Knapp zehn Jahre stand die Villa an der Schmarjestraße 14 in Berlin-Zehlendorf leer – deshalb auch Geistervilla genannt. Fast genauso lange wurde ein neuer Betreiber gesucht. Der Bezirk Steglitz-Zehlendorf hatte das Haus geerbt – mit der Auflage, es für soziale Zwecke zu nutzen. Das gestaltete sich schwieriger und langwieriger als erwartet.

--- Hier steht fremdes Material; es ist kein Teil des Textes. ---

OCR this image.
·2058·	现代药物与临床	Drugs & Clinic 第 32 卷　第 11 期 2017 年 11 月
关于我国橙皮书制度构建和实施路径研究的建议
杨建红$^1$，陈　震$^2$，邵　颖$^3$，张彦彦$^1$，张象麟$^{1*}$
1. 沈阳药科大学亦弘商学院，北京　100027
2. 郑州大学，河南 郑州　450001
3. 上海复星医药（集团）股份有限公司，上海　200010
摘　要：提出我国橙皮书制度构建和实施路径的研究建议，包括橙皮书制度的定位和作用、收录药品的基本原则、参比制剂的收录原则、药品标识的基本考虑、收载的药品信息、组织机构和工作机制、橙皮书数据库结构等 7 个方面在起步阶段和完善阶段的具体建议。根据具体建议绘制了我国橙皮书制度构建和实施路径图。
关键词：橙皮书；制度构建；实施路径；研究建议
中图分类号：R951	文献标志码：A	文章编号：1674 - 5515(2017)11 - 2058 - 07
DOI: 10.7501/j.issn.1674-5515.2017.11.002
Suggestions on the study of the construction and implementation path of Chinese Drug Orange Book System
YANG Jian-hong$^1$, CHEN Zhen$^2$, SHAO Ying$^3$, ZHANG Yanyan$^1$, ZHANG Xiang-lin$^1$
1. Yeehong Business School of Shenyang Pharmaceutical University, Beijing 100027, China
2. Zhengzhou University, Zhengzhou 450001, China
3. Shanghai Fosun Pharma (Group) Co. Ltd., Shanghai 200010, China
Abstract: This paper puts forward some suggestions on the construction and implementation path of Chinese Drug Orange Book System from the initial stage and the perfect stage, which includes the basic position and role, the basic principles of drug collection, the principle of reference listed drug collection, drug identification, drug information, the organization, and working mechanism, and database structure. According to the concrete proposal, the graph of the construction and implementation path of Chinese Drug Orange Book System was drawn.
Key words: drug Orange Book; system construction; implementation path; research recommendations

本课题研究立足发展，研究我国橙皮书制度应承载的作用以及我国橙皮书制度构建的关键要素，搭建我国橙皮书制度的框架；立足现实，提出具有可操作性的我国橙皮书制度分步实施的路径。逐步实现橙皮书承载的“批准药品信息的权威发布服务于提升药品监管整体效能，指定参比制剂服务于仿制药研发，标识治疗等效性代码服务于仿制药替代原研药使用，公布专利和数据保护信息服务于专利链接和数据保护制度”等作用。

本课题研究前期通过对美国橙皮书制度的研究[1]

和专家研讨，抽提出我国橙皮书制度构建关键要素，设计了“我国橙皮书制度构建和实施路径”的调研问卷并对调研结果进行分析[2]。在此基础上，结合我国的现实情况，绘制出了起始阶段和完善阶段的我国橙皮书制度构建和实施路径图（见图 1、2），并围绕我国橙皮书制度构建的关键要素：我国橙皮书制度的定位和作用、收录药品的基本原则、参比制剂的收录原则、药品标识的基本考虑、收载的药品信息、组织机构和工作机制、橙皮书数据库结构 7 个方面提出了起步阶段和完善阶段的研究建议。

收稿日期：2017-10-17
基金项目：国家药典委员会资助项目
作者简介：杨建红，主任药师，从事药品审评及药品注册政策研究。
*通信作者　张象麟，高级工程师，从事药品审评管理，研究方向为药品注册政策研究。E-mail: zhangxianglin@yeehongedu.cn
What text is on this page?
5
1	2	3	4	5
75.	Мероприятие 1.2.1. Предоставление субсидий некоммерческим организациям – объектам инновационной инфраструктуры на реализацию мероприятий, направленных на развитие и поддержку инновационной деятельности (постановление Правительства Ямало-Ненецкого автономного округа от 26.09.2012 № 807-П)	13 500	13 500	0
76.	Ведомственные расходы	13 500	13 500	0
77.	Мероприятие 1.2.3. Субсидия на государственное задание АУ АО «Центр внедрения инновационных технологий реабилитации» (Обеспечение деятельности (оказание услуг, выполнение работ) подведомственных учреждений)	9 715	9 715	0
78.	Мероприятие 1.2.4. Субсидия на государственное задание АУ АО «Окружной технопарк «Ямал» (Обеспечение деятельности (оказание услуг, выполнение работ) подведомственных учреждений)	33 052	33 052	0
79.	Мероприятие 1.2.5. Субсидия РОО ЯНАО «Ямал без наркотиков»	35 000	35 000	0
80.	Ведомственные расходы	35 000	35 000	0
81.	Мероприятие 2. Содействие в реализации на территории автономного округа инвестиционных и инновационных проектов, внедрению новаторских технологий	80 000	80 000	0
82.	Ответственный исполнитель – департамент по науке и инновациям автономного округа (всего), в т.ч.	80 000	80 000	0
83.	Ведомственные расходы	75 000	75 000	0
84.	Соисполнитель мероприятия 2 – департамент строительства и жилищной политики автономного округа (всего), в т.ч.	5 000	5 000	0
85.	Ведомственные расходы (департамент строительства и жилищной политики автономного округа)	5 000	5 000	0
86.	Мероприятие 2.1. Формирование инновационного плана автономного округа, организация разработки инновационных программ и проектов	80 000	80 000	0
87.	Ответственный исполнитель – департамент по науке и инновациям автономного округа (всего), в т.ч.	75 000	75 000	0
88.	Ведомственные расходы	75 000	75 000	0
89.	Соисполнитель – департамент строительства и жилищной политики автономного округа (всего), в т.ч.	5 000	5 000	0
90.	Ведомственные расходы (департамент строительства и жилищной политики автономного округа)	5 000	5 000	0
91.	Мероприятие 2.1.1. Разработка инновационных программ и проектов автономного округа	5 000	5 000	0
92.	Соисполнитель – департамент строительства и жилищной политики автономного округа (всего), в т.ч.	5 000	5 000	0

Erfahren Sie hier die wichtigsten Informationen zu dem ehemaligen Lost Place.
Das sind die Fakten zur Villa Schmarjestraße im Überblick:
- Adresse: Schmarjestraße 14, 14169 Berlin-Zehlendorf
- Geschichte: 1912 durch das Architekturbüro "Bastian und Kabelitz" erbaut; Wohnhaus bis in die 1980er-Jahre; 1989 erbte der Bezirk Steglitz-Zehlendorf das Haus und kündigte 2007 der Kita als letzten Mieter; anschließend Leerstand
- Führungen: Keine. Es handelt sich um Privatgelände
- Denkmalschutz: Objekt-Nr. 09075922
- Status: Ehemaliger Lost Place. 2021 konnte mit dem Verein "Initiative für Hochbegabung" ein neuer Nutzer gefunden werden
Wo liegt die Villa genau?
Das Grundstück liegt in der Schmarjestraße 14 im Ortsteil Zehlendorf des Bezirks Steglitz-Zehlendorf. Mit den öffentlichen Verkehrsmitteln ist das Anwesen am besten mit den Buslinien 115, 118 und 285 zu erreichen (Haltestelle Scharfestraße). Von der Haltestelle ist es ein etwa vierminütiger Fußweg entlang der Clayallee und Schmarjestraße bis zu dem Haus. Es handelt sich um Privatgelände. Auch interessant: Lost Places: Diese Strafen drohen bei Hausfriedensbruch
Das sind die wichtigsten Etappen der Geschichte der Villa Schmarjestraße:
Ausgangslage: Errichtung der Zehlendorfer Landhausvilla in der Kaiserzeit
Mit dem Bau der ersten Preußischen Eisenbahn Mitte des 19. Jahrhunderts war der Grundstein für die Entwicklung Zehlendorfs als beliebter Berliner Vorort im Südwesten gelegt. Die bis 1920 eigenständige Landgemeinde entwickelte sich rasch zu einem Ausweichdomizil gestresster Hauptstädter. Terraingesellschaften begannen, ganze Bauerngüter aufzukaufen, um sie parzelliert und zum Teil fertig bebaut an zahlungskräftige Kunden aus Berlin zu veräußern.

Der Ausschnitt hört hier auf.